6 septembre 2008
Compte-rendu de l'atelier "Justice et libertés publiques" animé par Corinne Lepage
L’Europe représente une voie de progrès pour l’unité des droits et la lutte contre
la criminalité. Elle a un rôle majeur à jouer notamment dans la lutte contre la corruption à grande
échelle, l’économie grise : au niveau communautaire, les estimations chiffrent en fait à
15% du montant total des subventions européennes la perte en ligne due au blanchiment
d’argent.
Concernant les droits de citoyenneté et les libertés publiques, l’échange de bonnes
pratiques au niveau européen permet de confronter les différents systèmes nationaux et de suivre
les exemples vertueux (qui viennent surtout de l’Europe du Nord), en ce qui concerne
notamment le droit à l’information, la connaissance des dépenses publiques, la transparence
du processus décisionnel.
Aujourd’hui, on le voit très bien, démocratie et économie de marché ne riment plus.
Dans ce contexte, l’Europe est indispensable : une Europe capable de dépasser les
positions concurrentes des États membres et de parler d’une voix commune.

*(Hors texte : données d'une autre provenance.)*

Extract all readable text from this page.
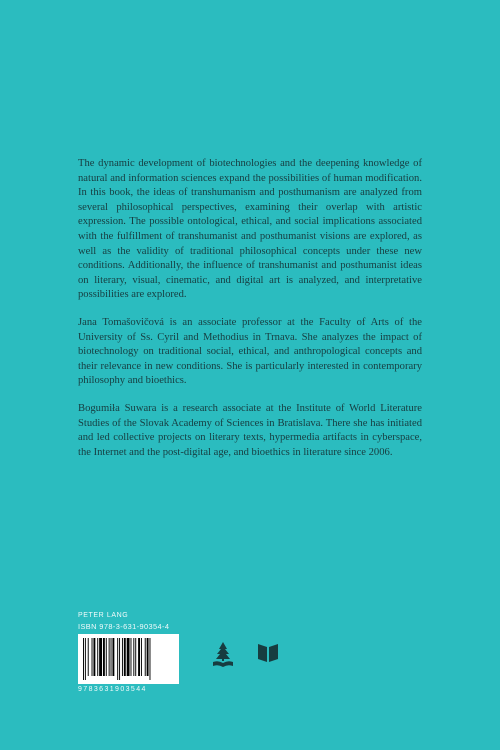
The dynamic development of biotechnologies and the deepening knowledge of natural and information sciences expand the possibilities of human modification. In this book, the ideas of transhumanism and posthumanism are analyzed from several philosophical perspectives, examining their overlap with artistic expression. The possible ontological, ethical, and social implications associated with the fulfillment of transhumanist and posthumanist visions are explored, as well as the validity of traditional philosophical concepts under these new conditions. Additionally, the influence of transhumanist and posthumanist ideas on literary, visual, cinematic, and digital art is analyzed, and interpretative possibilities are explored.

Jana Tomašovičová is an associate professor at the Faculty of Arts of the University of Ss. Cyril and Methodius in Trnava. She analyzes the impact of biotechnology on traditional social, ethical, and anthropological concepts and their relevance in new conditions. She is particularly interested in contemporary philosophy and bioethics.

Bogumiła Suwara is a research associate at the Institute of World Literature Studies of the Slovak Academy of Sciences in Bratislava. There she has initiated and led collective projects on literary texts, hypermedia artifacts in cyberspace, the Internet and the post-digital age, and bioethics in literature since 2006.

PETER LANG
ISBN 978-3-631-90354-4
9783631903544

Pour cela, il est
toutefois nécessaire de croire en ce que l’on défend. Nous sommes décrédibilisés, parce
qu’on a trop de fois mis de coté nos principes fondamentaux et on a trop de fois renoncé à
mener des batailles, même au-delà du résultat, ne serait-ce que pour la simple défense de nos
valeurs.
La véritable question à se poser aujourd’hui est donc de savoir ce que nous voulons
faire pour donner un avenir meilleur à nos enfants. Concrètement, qu’est ce qu’il
signifiera être européen au XXIème siècle ?

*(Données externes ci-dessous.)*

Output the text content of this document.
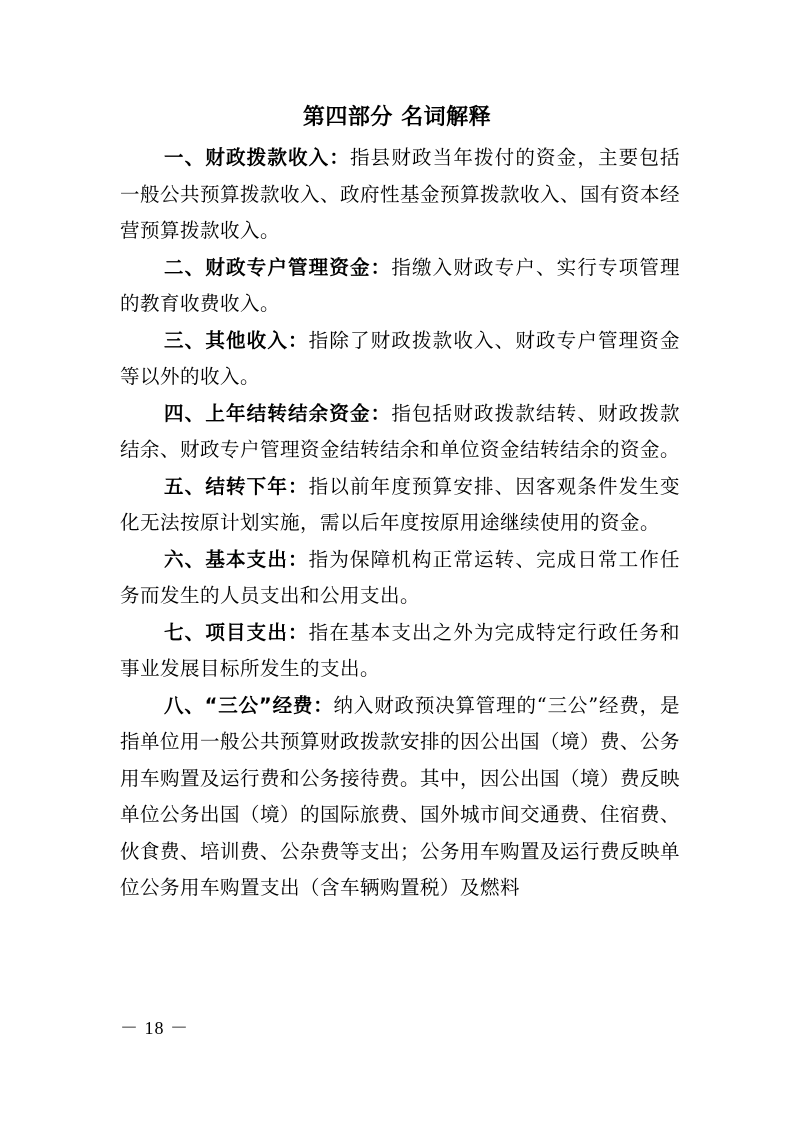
第四部分 名词解释

一、财政拨款收入：指县财政当年拨付的资金，主要包括一般公共预算拨款收入、政府性基金预算拨款收入、国有资本经营预算拨款收入。

二、财政专户管理资金：指缴入财政专户、实行专项管理的教育收费收入。

三、其他收入：指除了财政拨款收入、财政专户管理资金等以外的收入。

四、上年结转结余资金：指包括财政拨款结转、财政拨款结余、财政专户管理资金结转结余和单位资金结转结余的资金。

五、结转下年：指以前年度预算安排、因客观条件发生变化无法按原计划实施，需以后年度按原用途继续使用的资金。

六、基本支出：指为保障机构正常运转、完成日常工作任务而发生的人员支出和公用支出。

七、项目支出：指在基本支出之外为完成特定行政任务和事业发展目标所发生的支出。

八、“三公”经费：纳入财政预决算管理的“三公”经费，是指单位用一般公共预算财政拨款安排的因公出国（境）费、公务用车购置及运行费和公务接待费。其中，因公出国（境）费反映单位公务出国（境）的国际旅费、国外城市间交通费、住宿费、伙食费、培训费、公杂费等支出；公务用车购置及运行费反映单位公务用车购置支出（含车辆购置税）及燃料

－ 18 －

L’économie de marché n’est certes pas en discussion, mais il faut protéger les
citoyens des excès de l’hyper capitalisme financier, système qui accroît les différences de
façon exponentielle. Aux États-Unis, on le voit très bien aujourd’hui, l’échelle de
différences est revenue à celle des années 1920. Ce modèle n’est pas acceptable : nous
devons nous battre pour la réduction des inégalités ! Nous devons nous battre pour que
l’organisation économique revienne à un niveau équitable ! Mais seuls, on ne pourra
jamais résoudre le problème. Le problème des inégalités produites par l’hyper capitalisme
financier est désormais un problème qui dépasse la France et qui ne peut être abordé qu’au
niveau européen et résolu au niveau mondial.

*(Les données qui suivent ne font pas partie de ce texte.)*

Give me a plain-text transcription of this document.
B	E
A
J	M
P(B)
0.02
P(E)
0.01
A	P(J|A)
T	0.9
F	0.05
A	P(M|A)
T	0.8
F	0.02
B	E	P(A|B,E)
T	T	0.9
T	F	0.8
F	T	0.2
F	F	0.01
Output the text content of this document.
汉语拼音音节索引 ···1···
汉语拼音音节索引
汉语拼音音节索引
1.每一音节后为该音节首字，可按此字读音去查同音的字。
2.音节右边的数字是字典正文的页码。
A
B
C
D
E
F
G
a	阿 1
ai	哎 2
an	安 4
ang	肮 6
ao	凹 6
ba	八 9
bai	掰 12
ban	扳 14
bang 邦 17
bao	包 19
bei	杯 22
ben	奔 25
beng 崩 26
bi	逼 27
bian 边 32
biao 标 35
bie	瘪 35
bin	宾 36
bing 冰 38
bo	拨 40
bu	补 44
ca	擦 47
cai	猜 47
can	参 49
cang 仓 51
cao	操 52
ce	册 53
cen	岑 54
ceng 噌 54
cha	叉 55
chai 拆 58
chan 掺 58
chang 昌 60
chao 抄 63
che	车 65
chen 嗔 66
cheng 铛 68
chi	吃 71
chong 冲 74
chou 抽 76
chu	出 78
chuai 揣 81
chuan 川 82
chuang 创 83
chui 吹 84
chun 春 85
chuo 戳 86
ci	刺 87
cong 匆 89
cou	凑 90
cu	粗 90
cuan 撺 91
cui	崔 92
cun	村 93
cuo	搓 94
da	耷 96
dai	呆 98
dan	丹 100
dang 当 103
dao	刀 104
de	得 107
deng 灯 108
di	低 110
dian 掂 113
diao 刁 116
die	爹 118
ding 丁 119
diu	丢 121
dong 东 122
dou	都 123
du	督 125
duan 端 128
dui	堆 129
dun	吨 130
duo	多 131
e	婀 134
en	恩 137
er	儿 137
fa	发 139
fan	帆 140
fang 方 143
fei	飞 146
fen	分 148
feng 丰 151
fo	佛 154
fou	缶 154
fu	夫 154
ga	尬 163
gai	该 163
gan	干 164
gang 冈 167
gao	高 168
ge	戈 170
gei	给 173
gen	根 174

La situation de l’Afrique est, à cet égard, emblématique : elle est due à
l’organisation des échanges économiques dans le monde, car les grandes organisations
internationales (Fonds Monétaire Internationale, FAO…) ont poussé pendant des années pour la
transformation des cultures vivrières en monoculture. Et s’il est aujourd’hui
impensable que ces organismes assument les responsabilités des énormes dégâts créés, il est au
moins souhaitable qu’ils essaient de redresser la situation, qu’ils reviennent sur
leurs positions, qu’ils mettent tout en œuvre pour développer des cultures différentes
pour nourrir les populations sur place. Pour arrêter de faire mourir les sols en Afrique et
reprendre les cultures vivrières, on pourrait bien évidemment miser sur l’énergie solaire. Et
surtout on devrait nous assumer, en tant qu’Europe, nos responsabilités, en évitant par
exemple d’investir en Afrique sur des cultures hors-saison qui nécessitent trop d’eau
et dont le transport provoque une émission excessive de CO².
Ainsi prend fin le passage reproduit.